His strategy, while successful, requires a complete rethinking of learning. And it requires student buy-in.
"We indoctrinate students into thinking they can only learn one way," Compeau said. "Teachers are considered the fountain of knowledge, and when that source of wisdom is asking students to solve problems and guiding them to figure out solutions on their own instead. … Well, some people have an allergic reaction to that."
To tame that allergy, Compeau spends the first day of his course selling the format to his students by outlining the weaknesses of traditional lectures, the goals of the course and how the flipped course will benefit them. So far, he's seen positive course evaluations and a significant improvement in test scores.
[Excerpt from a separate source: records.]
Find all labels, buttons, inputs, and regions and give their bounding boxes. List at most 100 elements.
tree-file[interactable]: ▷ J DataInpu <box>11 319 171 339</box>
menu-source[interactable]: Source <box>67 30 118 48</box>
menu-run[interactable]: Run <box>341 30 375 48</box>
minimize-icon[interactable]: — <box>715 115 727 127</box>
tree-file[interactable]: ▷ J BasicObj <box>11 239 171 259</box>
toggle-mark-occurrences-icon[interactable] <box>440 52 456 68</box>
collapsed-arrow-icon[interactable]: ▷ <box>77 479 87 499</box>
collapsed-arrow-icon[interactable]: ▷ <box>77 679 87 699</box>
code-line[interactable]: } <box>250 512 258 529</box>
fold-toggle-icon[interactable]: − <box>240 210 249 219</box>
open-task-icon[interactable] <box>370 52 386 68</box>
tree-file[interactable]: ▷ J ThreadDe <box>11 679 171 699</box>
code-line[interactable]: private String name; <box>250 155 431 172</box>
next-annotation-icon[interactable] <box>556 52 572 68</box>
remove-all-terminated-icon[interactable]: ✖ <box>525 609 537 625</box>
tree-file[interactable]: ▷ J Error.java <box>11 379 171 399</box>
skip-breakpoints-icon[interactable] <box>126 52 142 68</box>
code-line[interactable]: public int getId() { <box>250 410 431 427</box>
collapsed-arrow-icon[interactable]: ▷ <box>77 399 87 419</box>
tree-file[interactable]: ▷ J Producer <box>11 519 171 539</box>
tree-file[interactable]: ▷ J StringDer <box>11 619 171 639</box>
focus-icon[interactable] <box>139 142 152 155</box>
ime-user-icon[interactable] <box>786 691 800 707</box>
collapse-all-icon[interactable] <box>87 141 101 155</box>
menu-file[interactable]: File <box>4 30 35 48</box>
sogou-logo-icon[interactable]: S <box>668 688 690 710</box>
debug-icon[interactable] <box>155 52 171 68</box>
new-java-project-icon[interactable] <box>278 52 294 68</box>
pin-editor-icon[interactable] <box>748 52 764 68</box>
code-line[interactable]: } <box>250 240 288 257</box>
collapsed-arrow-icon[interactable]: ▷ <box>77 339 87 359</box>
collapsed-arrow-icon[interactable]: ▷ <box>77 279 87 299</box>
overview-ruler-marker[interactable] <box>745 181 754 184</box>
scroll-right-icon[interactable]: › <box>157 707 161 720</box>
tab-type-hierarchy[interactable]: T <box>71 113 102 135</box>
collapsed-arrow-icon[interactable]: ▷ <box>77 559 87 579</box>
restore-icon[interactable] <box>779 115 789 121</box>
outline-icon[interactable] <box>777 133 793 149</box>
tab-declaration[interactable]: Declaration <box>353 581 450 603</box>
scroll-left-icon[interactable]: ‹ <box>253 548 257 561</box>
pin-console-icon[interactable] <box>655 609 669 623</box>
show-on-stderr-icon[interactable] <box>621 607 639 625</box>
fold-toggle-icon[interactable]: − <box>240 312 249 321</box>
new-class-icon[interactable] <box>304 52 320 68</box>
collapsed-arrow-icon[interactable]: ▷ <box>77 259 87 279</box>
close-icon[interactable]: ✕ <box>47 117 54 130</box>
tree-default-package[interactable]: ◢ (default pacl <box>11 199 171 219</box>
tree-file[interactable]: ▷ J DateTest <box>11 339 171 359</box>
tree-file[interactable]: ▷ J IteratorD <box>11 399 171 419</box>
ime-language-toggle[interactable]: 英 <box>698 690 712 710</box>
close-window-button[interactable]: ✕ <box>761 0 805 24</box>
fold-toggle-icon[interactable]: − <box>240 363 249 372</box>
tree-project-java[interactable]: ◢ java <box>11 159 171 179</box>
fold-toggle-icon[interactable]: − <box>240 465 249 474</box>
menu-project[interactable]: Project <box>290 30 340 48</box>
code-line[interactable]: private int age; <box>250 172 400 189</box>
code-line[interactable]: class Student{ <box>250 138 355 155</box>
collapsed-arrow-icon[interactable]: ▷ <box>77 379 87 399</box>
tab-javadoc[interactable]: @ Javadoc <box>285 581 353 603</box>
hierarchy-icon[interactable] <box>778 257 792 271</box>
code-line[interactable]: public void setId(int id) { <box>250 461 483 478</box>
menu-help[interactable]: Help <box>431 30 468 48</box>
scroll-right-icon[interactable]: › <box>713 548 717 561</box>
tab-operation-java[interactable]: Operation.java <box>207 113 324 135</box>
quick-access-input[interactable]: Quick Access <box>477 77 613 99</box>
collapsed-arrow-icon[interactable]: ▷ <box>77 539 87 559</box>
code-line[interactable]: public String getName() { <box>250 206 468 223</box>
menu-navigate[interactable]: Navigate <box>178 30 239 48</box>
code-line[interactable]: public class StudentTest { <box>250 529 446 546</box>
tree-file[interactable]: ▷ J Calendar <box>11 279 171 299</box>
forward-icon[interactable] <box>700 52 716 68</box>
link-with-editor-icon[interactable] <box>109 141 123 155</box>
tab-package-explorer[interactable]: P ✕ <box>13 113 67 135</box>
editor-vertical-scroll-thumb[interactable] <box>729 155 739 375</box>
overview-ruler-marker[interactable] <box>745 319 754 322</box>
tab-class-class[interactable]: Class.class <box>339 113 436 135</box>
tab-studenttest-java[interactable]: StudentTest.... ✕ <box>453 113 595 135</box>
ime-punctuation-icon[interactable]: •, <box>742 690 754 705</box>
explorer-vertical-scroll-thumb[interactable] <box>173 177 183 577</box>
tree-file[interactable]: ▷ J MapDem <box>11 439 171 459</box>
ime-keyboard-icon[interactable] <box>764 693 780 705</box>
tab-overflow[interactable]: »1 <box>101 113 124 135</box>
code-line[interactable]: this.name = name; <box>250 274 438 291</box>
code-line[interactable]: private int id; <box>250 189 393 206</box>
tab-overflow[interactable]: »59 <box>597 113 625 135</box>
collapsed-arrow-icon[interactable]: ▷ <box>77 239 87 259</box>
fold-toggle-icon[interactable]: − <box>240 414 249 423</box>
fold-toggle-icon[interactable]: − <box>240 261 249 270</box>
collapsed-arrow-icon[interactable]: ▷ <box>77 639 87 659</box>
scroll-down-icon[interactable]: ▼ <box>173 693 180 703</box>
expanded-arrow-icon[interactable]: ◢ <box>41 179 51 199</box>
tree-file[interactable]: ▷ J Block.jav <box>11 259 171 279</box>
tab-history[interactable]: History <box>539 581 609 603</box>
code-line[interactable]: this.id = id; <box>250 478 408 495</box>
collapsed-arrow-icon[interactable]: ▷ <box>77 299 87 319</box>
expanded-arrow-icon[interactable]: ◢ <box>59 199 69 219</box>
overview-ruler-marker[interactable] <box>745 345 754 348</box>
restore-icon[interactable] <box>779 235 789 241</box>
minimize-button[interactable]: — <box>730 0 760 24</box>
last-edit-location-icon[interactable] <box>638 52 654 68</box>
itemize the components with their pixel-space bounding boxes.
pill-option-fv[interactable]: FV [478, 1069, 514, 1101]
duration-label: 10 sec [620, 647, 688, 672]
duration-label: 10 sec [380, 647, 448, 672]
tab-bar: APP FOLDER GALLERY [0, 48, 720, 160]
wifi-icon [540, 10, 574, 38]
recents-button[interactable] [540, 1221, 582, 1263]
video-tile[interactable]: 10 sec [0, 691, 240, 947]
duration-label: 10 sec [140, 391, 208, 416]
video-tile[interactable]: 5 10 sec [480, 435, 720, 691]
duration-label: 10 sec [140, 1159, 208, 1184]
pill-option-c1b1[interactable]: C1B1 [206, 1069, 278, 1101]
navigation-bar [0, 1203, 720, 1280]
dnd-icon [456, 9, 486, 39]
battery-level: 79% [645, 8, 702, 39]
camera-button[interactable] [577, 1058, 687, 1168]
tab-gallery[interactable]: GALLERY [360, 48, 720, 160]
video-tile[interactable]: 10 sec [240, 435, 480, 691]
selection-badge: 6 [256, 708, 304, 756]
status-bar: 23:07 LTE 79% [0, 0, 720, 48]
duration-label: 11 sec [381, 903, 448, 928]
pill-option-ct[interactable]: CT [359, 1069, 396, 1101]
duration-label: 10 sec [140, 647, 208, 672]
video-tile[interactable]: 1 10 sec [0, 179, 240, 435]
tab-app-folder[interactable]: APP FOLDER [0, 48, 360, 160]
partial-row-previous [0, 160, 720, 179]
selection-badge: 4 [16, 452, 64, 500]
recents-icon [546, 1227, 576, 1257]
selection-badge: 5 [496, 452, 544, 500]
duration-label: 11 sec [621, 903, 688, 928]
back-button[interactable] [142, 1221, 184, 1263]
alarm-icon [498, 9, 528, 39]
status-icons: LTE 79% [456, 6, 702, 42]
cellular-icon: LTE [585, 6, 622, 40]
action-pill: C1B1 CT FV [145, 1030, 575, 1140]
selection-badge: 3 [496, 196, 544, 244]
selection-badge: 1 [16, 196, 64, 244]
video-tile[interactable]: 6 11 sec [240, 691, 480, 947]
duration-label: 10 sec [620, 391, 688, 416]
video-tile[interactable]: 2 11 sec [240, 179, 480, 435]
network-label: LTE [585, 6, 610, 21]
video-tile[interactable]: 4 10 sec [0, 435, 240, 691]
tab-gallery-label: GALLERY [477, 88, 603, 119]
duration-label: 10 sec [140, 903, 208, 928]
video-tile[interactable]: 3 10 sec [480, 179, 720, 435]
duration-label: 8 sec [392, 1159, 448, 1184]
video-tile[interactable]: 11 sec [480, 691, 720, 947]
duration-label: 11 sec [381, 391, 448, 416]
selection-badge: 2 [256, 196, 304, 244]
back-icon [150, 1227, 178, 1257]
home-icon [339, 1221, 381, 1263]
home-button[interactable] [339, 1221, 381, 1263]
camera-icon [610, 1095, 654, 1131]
While he's made great strides toward building a student-centric classroom, Compeau still hasn't created that fantasy school of his first-grade dreams. But he doesn't want to. "Removing the teacher from the picture entirely is a naïve view,” he said. "The modern classroom should find ways to use online materials to improve our teaching — not to replace it." And at Carnegie Mellon, he's happy to have found a cohort of colleagues willing to do whatever it takes to give students the best education possible.
He still, occasionally, plays tennis. These days, though, he's more of a golfer.